= Lego Wars =

Photograph series using Star Wars and fashion trademarks

Lego Wars is a photography series by the American photographer Dale May, begun in 2011. It consists of macro studio photographs of Star Wars–themed Lego minifigures, presented at large scale and, in several works, juxtaposed with luxury fashion branding. It was the subject of an exhibition at the Samuel Owen Gallery in Greenwich, Connecticut, in 2011 and 2012, and appeared in magazines including People, Marie Claire, and Glamour.

==Concept and technique==
For the series, May photographed small plastic Star Wars Lego figures using macro photography, lighting and composing them to emphasize detail and to give them what one writer described as a heroic, larger-than-life presence. May has said the work was intended to return the figures to the "epic importance" they held for him in childhood, while retaining their quality as toys.
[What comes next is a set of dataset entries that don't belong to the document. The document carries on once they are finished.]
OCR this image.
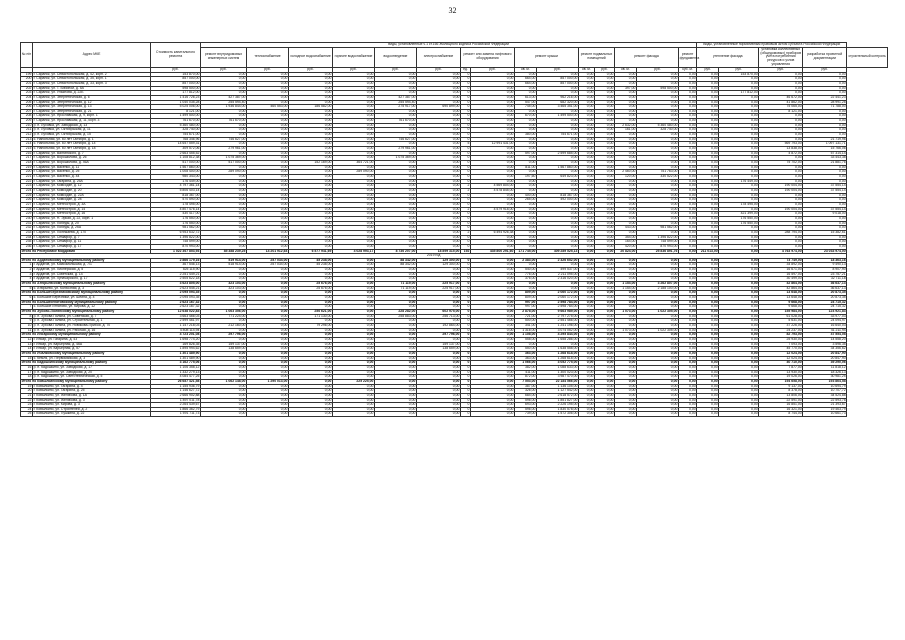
32
№ п/п	Адрес МКЕ	Стоимость капитального ремонта	виды, установленные ч.1 ст.166 Жилищного кодекса Российской Федерации															Виды, установленные нормативным правовым актом субъекта Российской Федерации				
			ремонт внутридомовых инженерных систем	теплоснабжение	холодное водоснабжение	горячее водоснабжение	водоотведение	электроснабжение	ремонт или замена лифтового оборудования		ремонт крыши		ремонт подвальных помещений		ремонт фасада		ремонт фундамента	утепление фасада		установка коллективных (общедомовых) приборов учета потребления ресурсов и узлов управления	разработка проектной документации	строительный контроль

		руб.	руб.	руб.	руб.	руб.	руб.	руб.	ед.	руб.	кв. м.	руб.	кв. м.	руб.	кв. м.	руб.	куб. м.	руб.	руб.	руб.	руб.	
199	г. Саранск, ул. Севастопольская, д. 42, корп. 2	153 870,00	0,00	0,00	0,00	0,00	0,00	0,00	0	0,00	0,00	0,00	0,00	0,00	0,00	0,00	0,00	0,00	153 870,00	0,00	0,00	
200	г. Саранск, ул. Севастопольская, д. 35, корп. 1	857 000,00	0,00	0,00	0,00	0,00	0,00	0,00	0	0,00	664,00	857 000,00	0,00	0,00	0,00	0,00	0,00	0,00	0,00	0,00	0,00	
201	г. Саранск, ул. Севастопольская, д. 33, корп. 3	857 000,00	0,00	0,00	0,00	0,00	0,00	0,00	0	0,00	664,00	857 000,00	0,00	0,00	0,00	0,00	0,00	0,00	0,00	0,00	0,00	
202	г. Саранск, ул. Т. Бибиной, д. 5А	598 500,00	0,00	0,00	0,00	0,00	0,00	0,00	0	0,00	0,00	0,00	0,00	0,00	397,00	598 500,00	0,00	0,00	0,00	0,00	0,00	
203	г. Саранск, ул. Ульянова, д. 22Б	177 812,00	0,00	0,00	0,00	0,00	0,00	0,00	0	0,00	0,00	0,00	0,00	0,00	0,00	0,00	0,00	0,00	177 812,00	0,00	0,00	
204	г. Саранск, ул. Энергетическая, д. 6	1 416 726,23	427 387,00	0,00	0,00	0,00	427 387,00	0,00	0	0,00	613,00	962 216,00	0,00	0,00	0,00	0,00	0,00	0,00	0,00	46 672,00	22 441,23	
205	г. Саранск, ул. Энергетическая, д. 12	1 040 035,28	255 594,40	0,00	0,00	0,00	255 594,40	0,00	0	0,00	547,00	682 320,00	0,00	0,00	0,00	0,00	0,00	0,00	0,00	41 862,00	28 991,28	
206	г. Саранск, ул. Энергетическая, д. 13	5 025 006,00	1 936 844,00	460 553,00	186 582,00	0,00	275 917,00	690 899,00	0	0,00	745,00	3 465 351,00	0,00	0,00	0,00	0,00	0,00	0,00	0,00	75 065,00	71 788,00	
207	г. Саранск, ул. Энергетическая, д. 21	8 121,00	0,00	0,00	0,00	0,00	0,00	0,00	0	0,00	0,00	0,00	0,00	0,00	0,00	0,00	0,00	0,00	0,00	8 121,00	0,00	
208	г. Саранск, ул. Ярославская, д. 9, корп. 1	1 499 500,00	0,00	0,00	0,00	0,00	0,00	0,00	0	0,00	670,00	1 499 500,00	0,00	0,00	0,00	0,00	0,00	0,00	0,00	0,00	0,00	
209	г. Саранск, ул. Ярославская, д. 11, корп. 3	761 670,00	761 670,00	0,00	0,00	0,00	761 670,00	0,00	0	0,00	0,00	0,00	0,00	0,00	0,00	0,00	0,00	0,00	0,00	0,00	0,00	
210	р. п. Луховка, ул. Заводская, д. 13	5 360 480,00	0,00	0,00	0,00	0,00	0,00	0,00	0	0,00	0,00	0,00	0,00	0,00	2 632,00	5 360 480,00	0,00	0,00	0,00	0,00	0,00	
211	р. п. Луховка, ул. Октябрьская, д. 11	328 740,00	0,00	0,00	0,00	0,00	0,00	0,00	0	0,00	0,00	0,00	0,00	0,00	161,00	328 740,00	0,00	0,00	0,00	0,00	0,00	
212	р. п. Луховка, ул. Октябрьская, д. 15	754 671,00	0,00	0,00	0,00	0,00	0,00	0,00	0	0,00	380,00	754 671,00	0,00	0,00	0,00	0,00	0,00	0,00	0,00	0,00	0,00	
213	с. Напольная, ул. 60 лет Октября, д. 1	768 346,96	746 627,00	0,00	0,00	0,00	746 627,00	0,00	0	0,00	0,00	0,00	0,00	0,00	0,00	0,00	0,00	0,00	0,00	0,00	21 719,96	
214	с. Напольная, ул. 60 лет Октября, д. 14	14 657 559,31	0,00	0,00	0,00	0,00	0,00	0,00	5	12 991 431,00	0,00	0,00	0,00	0,00	0,00	0,00	0,00	0,00	0,00	569 793,00	1 097 131,71	
215	с. Напольная, ул. 60 лет Октября, д. 18	309 572,06	279 961,00	0,00	0,00	0,00	279 961,00	0,00	0	0,00	0,00	0,00	0,00	0,00	0,00	0,00	0,00	0,00	0,00	13 838,00	15 766,06	
216	г. Саранск, ул. Валгинского, д. 7	2 663 455,52	0,00	0,00	0,00	0,00	0,00	0,00	0	0,00	597,00	2 599 685,00	0,00	0,00	0,00	0,00	0,00	0,00	0,00	4 872,00	57 314,14	
217	г. Саранск, ул. Ворошилова, д. 26	1 108 812,38	1 075 369,00	0,00	0,00	0,00	1 075 369,00	0,00	0	0,00	0,00	0,00	0,00	0,00	0,00	0,00	0,00	0,00	0,00	0,00	33 443,38	
218	г. Саранск, ул. Ворошилова, д. 46А	517 000,00	517 000,00	0,00	152 169,00	364 721,00	0,00	0,00	0	0,00	0,00	0,00	0,00	0,00	0,00	0,00	0,00	0,00	0,00	75 702,00	21 881,76	
219	г. Саранск, ул. Васенко, д. 11	1 567 860,00	0,00	0,00	0,00	0,00	0,00	0,00	0	0,00	811,00	1 567 860,00	0,00	0,00	0,00	0,00	0,00	0,00	0,00	0,00	0,00	
220	г. Саранск, ул. Васенко, д. 25	1 008 400,00	289 090,00	0,00	0,00	289 090,00	0,00	0,00	0	0,00	0,00	0,00	0,00	0,00	2 460,00	751 763,00	0,00	0,00	0,00	0,00	0,00	
221	г. Саранск, ул. Васенко, д. 44	980 343,00	0,00	0,00	0,00	0,00	0,00	0,00	0	0,00	197,60	649 823,00	0,00	0,00	120,00	330 522,00	0,00	0,00	0,00	0,00	0,00	
222	г. Саранск, ул. Гагарина, д. 25А	176 449,00	0,00	0,00	0,00	0,00	0,00	0,00	0	0,00	0,00	0,00	0,00	0,00	0,00	0,00	0,00	0,00	176 449,00	0,00	0,00	
223	г. Саранск, ул. Комсодзе, д. 12	4 797 361,14	0,00	0,00	0,00	0,00	0,00	0,00	2	4 569 804,00	0,00	0,00	0,00	0,00	0,00	0,00	0,00	0,00	0,00	190 004,00	37 554,14	
224	г. Саранск, ул. Комсодзе, д. 20	5 806 403,14	0,00	0,00	0,00	0,00	0,00	0,00	2	4 578 845,00	0,00	0,00	0,00	0,00	0,00	0,00	0,00	0,00	0,00	190 004,00	37 554,14	
225	г. Саранск, ул. Комсодзе, д. 22А	818 367,00	0,00	0,00	0,00	0,00	0,00	0,00	0	0,00	400,00	818 367,00	0,00	0,00	0,00	0,00	0,00	0,00	0,00	0,00	0,00	
226	г. Саранск, ул. Комсодзе, д. 28	570 590,00	0,00	0,00	0,00	0,00	0,00	0,00	0	0,00	265,00	492 000,00	0,00	0,00	0,00	0,00	0,00	0,00	0,00	0,00	0,00	
227	г. Саранск, ул. Метеостроя, д. 3А	178 495,00	0,00	0,00	0,00	0,00	0,00	0,00	0	0,00	0,00	0,00	0,00	0,00	0,00	0,00	0,00	0,00	178 495,00	0,00	0,00	
228	г. Саранск, ул. Метеостроя, д. 14	4 807 476,14	0,00	0,00	0,00	0,00	0,00	0,00	2	4 579 918,00	0,00	0,00	0,00	0,00	0,00	0,00	0,00	0,00	0,00	190 004,00	37 554,14	
229	г. Саранск, ул. Метеостроя, д. 16	430 417,00	0,00	0,00	0,00	0,00	0,00	0,00	0	0,00	0,00	0,00	0,00	0,00	0,00	0,00	0,00	0,00	421 399,00	0,00	9 018,00	
230	г. Саранск, ул. Н. Эркая, д. 22, корп. 1	176 550,00	0,00	0,00	0,00	0,00	0,00	0,00	0	0,00	0,00	0,00	0,00	0,00	0,00	0,00	0,00	0,00	176 550,00	0,00	0,00	
231	г. Саранск, ул. Победы, д. 20	176 550,00	0,00	0,00	0,00	0,00	0,00	0,00	0	0,00	0,00	0,00	0,00	0,00	0,00	0,00	0,00	0,00	176 550,00	0,00	0,00	
232	г. Саранск, ул. Победы, д. 26А	981 562,00	0,00	0,00	0,00	0,00	0,00	0,00	0	0,00	0,00	0,00	0,00	0,00	443,00	981 562,00	0,00	0,00	0,00	0,00	0,00	
233	г. Саранск, ул. Полежаева, д. 170	6 953 632,72	0,00	0,00	0,00	0,00	0,00	0,00	2	6 494 926,38	0,00	0,00	0,00	0,00	0,00	0,00	0,00	0,00	0,00	288 794,00	15 382,61	
234	г. Саранск, ул. Семафор, д. 7	1 396 822,00	0,00	0,00	0,00	0,00	0,00	0,00	0	0,00	0,00	0,00	0,00	0,00	354,00	1 396 822,00	0,00	0,00	0,00	0,00	0,00	
235	г. Саранск, ул. Семафор, д. 11	748 599,00	0,00	0,00	0,00	0,00	0,00	0,00	0	0,00	0,00	0,00	0,00	0,00	164,00	748 599,00	0,00	0,00	0,00	0,00	0,00	
236	г. Саранск, ул. Семафор, д. 17	870 993,00	0,00	0,00	0,00	0,00	0,00	0,00	0	0,00	0,00	0,00	0,00	0,00	420,00	870 993,00	0,00	0,00	0,00	0,00	0,00	
Итого по Республике Мордовия		1 022 367 853,93	85 388 239,25	14 201 912,64	6 577 941,69	4 028 993,17	8 736 207,00	18 899 315,00	192	435 800 291,60	171 745,00	409 289 525,13	0,00	0,00	20 824,00	25 836 891,76	0,00	211 013,00	0,00	4 763 974,00	23 033 974,00	
2019 год																						
Итого по Ардатовскому муниципальному району		2 866 179,16	519 914,00	257 034,00	45 238,00	0,00	88 342,00	129 300,00	0	0,00	2 383,00	2 326 652,00	0,00	0,00	0,00	0,00	0,00	0,00	0,00	73 749,00	18 363,16	
1	г. Ардатов, ул. Комсомольская, д. 7/1	367 546,13	518 914,00	257 034,00	45 238,00	0,00	88 342,00	129 300,00	0	0,00	0,00	0,00	0,00	0,00	0,00	0,00	0,00	0,00	0,00	34 892,00	9 490,13	
2	г. Ардатов, ул. Пионерская, д. 5	525 115,90	0,00	0,00	0,00	0,00	0,00	0,00	0	0,00	540,00	499 537,00	0,00	0,00	0,00	0,00	0,00	0,00	0,00	16 671,00	8 907,90	
3	г. Ардатов, ул. Советская, д. 14	2 251 449,21	0,00	0,00	0,00	0,00	0,00	0,00	0	0,00	776,00	2 211 095,00	0,00	0,00	0,00	0,00	0,00	0,00	0,00	16 597,00	23 757,21	
4	г. Ардатов, ул. Луначарского, д. 17	2 505 622,18	0,00	0,00	0,00	0,00	0,00	0,00	0	0,00	376,00	2 316 020,00	0,00	0,00	0,00	0,00	0,00	0,00	0,00	30 499,00	32 711,18	
Итого по Атюрьевскому муниципальному району		3 623 805,00	323 103,00	0,00	25 676,00	0,00	71 119,00	225 917,00	0	0,00	0,00	0,00	0,00	0,00	1 154,00	3 262 807,00	0,00	0,00	0,00	42 864,00	36 637,13	
5	с. Атюрьево, ул. Колхозная, д. 3	2 623 545,21	323 103,00	0,00	25 676,00	0,00	71 119,00	225 917,00	0	0,00	0,00	0,00	0,00	0,00	1 154,00	2 188 100,00	0,00	0,00	0,00	42 864,00	36 637,13	
Итого по Большеберезниковскому муниципальному району		2 095 093,35	0,00	0,00	0,00	0,00	0,00	0,00	0	0,00	809,00	2 060 172,00	0,00	0,00	0,00	0,00	0,00	0,00	0,00	13 648,00	20 873,35	
6	с. Большие Березники, ул. Шеина, д. 4	2 095 093,35	0,00	0,00	0,00	0,00	0,00	0,00	0	0,00	809,00	2 060 172,00	0,00	0,00	0,00	0,00	0,00	0,00	0,00	13 648,00	20 873,35	
Итого по Большеигнатовскому муниципальному району		2 623 167,32	0,00	0,00	0,00	0,00	0,00	0,00	0	0,00	997,00	2 598 784,00	0,00	0,00	0,00	0,00	0,00	0,00	0,00	9 668,00	24 715,32	
7	с. Большое Игнатово, ул. Кирова, д. 12	2 623 167,32	0,00	0,00	0,00	0,00	0,00	0,00	0	0,00	997,00	2 598 784,00	0,00	0,00	0,00	0,00	0,00	0,00	0,00	9 668,00	24 715,32	
Итого по Зубово-Полянскому муниципальному району		12 638 022,83	1 063 356,00	0,00	256 621,00	0,00	228 282,00	602 975,00	0	0,00	2 878,00	9 663 989,00	0,00	0,00	1 073,00	1 022 305,00	0,00	0,00	0,00	155 984,00	124 921,83	
8	р. п. Зубова Поляна, ул. Советская, д. 7	3 663 466,03	771 224,00	0,00	171 130,00	0,00	258 883,00	256 713,00	0	0,00	721,00	2 797 275,00	0,00	0,00	0,00	0,00	0,00	0,00	0,00	61 028,00	33 977,03	
9	р. п. Зубова Поляна, ул. Строительная, д. 1	2 599 461,97	0,00	0,00	0,00	0,00	0,00	0,00	0	0,00	500,00	2 551 466,00	0,00	0,00	0,00	0,00	0,00	0,00	0,00	5 631,00	24 094,97	
10	р. п. Зубова Поляна, ул. Новикова-Прибоя, д. 70	1 147 218,03	212 160,00	0,00	79 296,00	0,00	0,00	192 864,00	0	0,00	341,00	1 241 196,00	0,00	0,00	0,00	0,00	0,00	0,00	0,00	37 226,00	16 640,03	
11	р. п. Зубова Поляна, ул. Рабочая, д. 16	4 808 114,94	0,00	0,00	0,00	0,00	0,00	0,00	0	0,00	1 316,00	3 074 052,00	0,00	0,00	1 073,00	1 022 305,00	0,00	0,00	0,00	24 237,00	41 211,94	
Итого по Инсарскому муниципальному району		4 723 201,08	297 796,00	0,00	0,00	0,00	0,00	297 796,00	0	0,00	1 108,00	4 295 844,00	0,00	0,00	0,00	0,00	0,00	0,00	0,00	82 793,00	47 554,08	
12	г. Инсар, ул. Гагарина, д. 43	1 698 774,20	0,00	0,00	0,00	0,00	0,00	0,00	0	0,00	558,00	1 658 286,00	0,00	0,00	0,00	0,00	0,00	0,00	0,00	25 930,00	14 558,20	
13	г. Инсар, ул. Карьерная, д. 46А	169 826,35	159 137,00	0,00	0,00	0,00	0,00	159 137,00	0	0,00	0,00	0,00	0,00	0,00	0,00	0,00	0,00	0,00	0,00	7 093,00	3 596,35	
14	г. Инсар, ул. Карьерная, д. 57	1 895 994,62	138 659,00	0,00	0,00	0,00	0,00	138 659,00	0	0,00	550,00	1 638 558,00	0,00	0,00	0,00	0,00	0,00	0,00	0,00	45 770,00	34 356,62	
Итого по Ичалковскому муниципальному району		1 301 489,90	0,00	0,00	0,00	0,00	0,00	0,00	0	0,00	363,00	1 268 618,00	0,00	0,00	0,00	0,00	0,00	0,00	0,00	12 024,00	20 847,90	
15	с. Кемля, ул. Первомайская, д. 3	1 301 489,90	0,00	0,00	0,00	0,00	0,00	0,00	0	0,00	363,00	1 268 618,00	0,00	0,00	0,00	0,00	0,00	0,00	0,00	12 024,00	20 847,90	
Итого по Кадошкинскому муниципальному району		3 162 775,06	0,00	0,00	0,00	0,00	0,00	0,00	0	0,00	1 066,00	3 052 775,00	0,00	0,00	0,00	0,00	0,00	0,00	0,00	40 710,00	39 290,06	
16	р. п. Кадошкино, ул. Заводская, д. 17	1 106 358,12	0,00	0,00	0,00	0,00	0,00	0,00	0	0,00	382,00	1 088 633,00	0,00	0,00	0,00	0,00	0,00	0,00	0,00	7 877,00	11 818,12	
17	р. п. Кадошкино, ул. Заводская, д. 20	1 332 279,13	0,00	0,00	0,00	0,00	0,00	0,00	0	0,00	411,00	1 300 023,00	0,00	0,00	0,00	0,00	0,00	0,00	0,00	13 930,00	18 326,13	
18	р. п. Кадошкино, ул. Светотехническая, д. 5	4 084 477,25	0,00	0,00	0,00	0,00	0,00	0,00	0	0,00	872,00	3 987 470,00	0,00	0,00	0,00	0,00	0,00	0,00	0,00	19 026,00	30 981,25	
Итого по Ковылкинскому муниципальному району		26 687 421,58	1 062 148,00	1 290 013,00	0,00	225 225,00	0,00	0,00	0	0,00	7 553,00	22 184 566,00	0,00	0,00	0,00	0,00	0,00	0,00	0,00	194 658,00	193 864,58	
19	г. Ковылкино, ул. Гагарина, д. 4	1 155 936,79	0,00	0,00	0,00	0,00	0,00	0,00	0	0,00	387,00	1 136 105,00	0,00	0,00	0,00	0,00	0,00	0,00	0,00	9 137,00	10 694,79	
20	г. Ковылкино, ул. Гагарина, д. 25	1 146 627,72	0,00	0,00	0,00	0,00	0,00	0,00	0	0,00	326,00	1 127 542,00	0,00	0,00	0,00	0,00	0,00	0,00	0,00	8 378,00	10 707,72	
21	г. Ковылкино, ул. Желябова, д. 1А	2 666 902,88	0,00	0,00	0,00	0,00	0,00	0,00	0	0,00	684,00	2 618 572,00	0,00	0,00	0,00	0,00	0,00	0,00	0,00	13 806,00	34 524,88	
22	г. Ковылкино, ул. Желябова, д. 3	1 897 011,78	0,00	0,00	0,00	0,00	0,00	0,00	0	0,00	596,00	1 851 827,00	0,00	0,00	0,00	0,00	0,00	0,00	0,00	22 591,00	22 593,78	
23	г. Ковылкино, ул. Кирова, д. 3	2 264 439,67	0,00	0,00	0,00	0,00	0,00	0,00	0	0,00	693,00	2 226 195,00	0,00	0,00	0,00	0,00	0,00	0,00	0,00	16 851,00	21 393,67	
24	г. Ковылкино, ул. Строителей, д. 2	1 866 362,79	0,00	0,00	0,00	0,00	0,00	0,00	0	0,00	596,00	1 830 578,00	0,00	0,00	0,00	0,00	0,00	0,00	0,00	16 321,00	19 463,79	
25	г. Ковылкино, ул. Пушкина, д. 22	1 591 711,73	0,00	0,00	0,00	0,00	0,00	0,00	0	0,00	739,00	1 572 306,00	0,00	0,00	0,00	0,00	0,00	0,00	0,00	8 744,00	10 661,73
The prints are produced as large chromogenic prints, face-mounted to archival acrylic and backed with aluminum, a presentation chosen to give the works a high-gloss surface resembling the plastic of the original toys. Individual works were issued in multiple sizes, the largest measuring 48×48 in (122×122 cm) Some figures based on the Star Wars droid C-3PO were also produced as translucent prints mounted in LED light panels.

==Fashion works==
Several images in the series pair Lego figures with the branding of luxury fashion houses. Coco Vader presents a Darth Vader figure in the style of Chanel, V3PO renders a gold C-3PO figure in a Louis Vuitton monogram pattern, and Chewy Burch references the designer Tory Burch. Other works in the series use the colour associated with the jeweller Tiffany & Co. Writers noted May's attention to detail, including his alteration of logos within the images to incorporate an "LW" monogram for Lego Wars.

==Exhibition==
Lego Wars was the subject of a solo exhibition at the Samuel Owen Gallery in Greenwich, Connecticut from December 15, 2011 to January 19, 2012. The opening was scheduled early in the evening so that children could attend with their parents, and a costumed figure was present at the reception. The Samuel Owen Gallery represents May.

==Reception==
The series appeared in the national and design press, including People, Marie Claire, and Glamour. The reviewer for the design blog If It's Hip, It's Here gave a mixed assessment of May's broader photography but praised the Lego Wars works specifically, writing that the style "works" for the series and that the images showed "an eye for composition" not as evident in his other work. Coverage frequently emphasized the series' combination of nostalgia, pop culture, and commercial branding.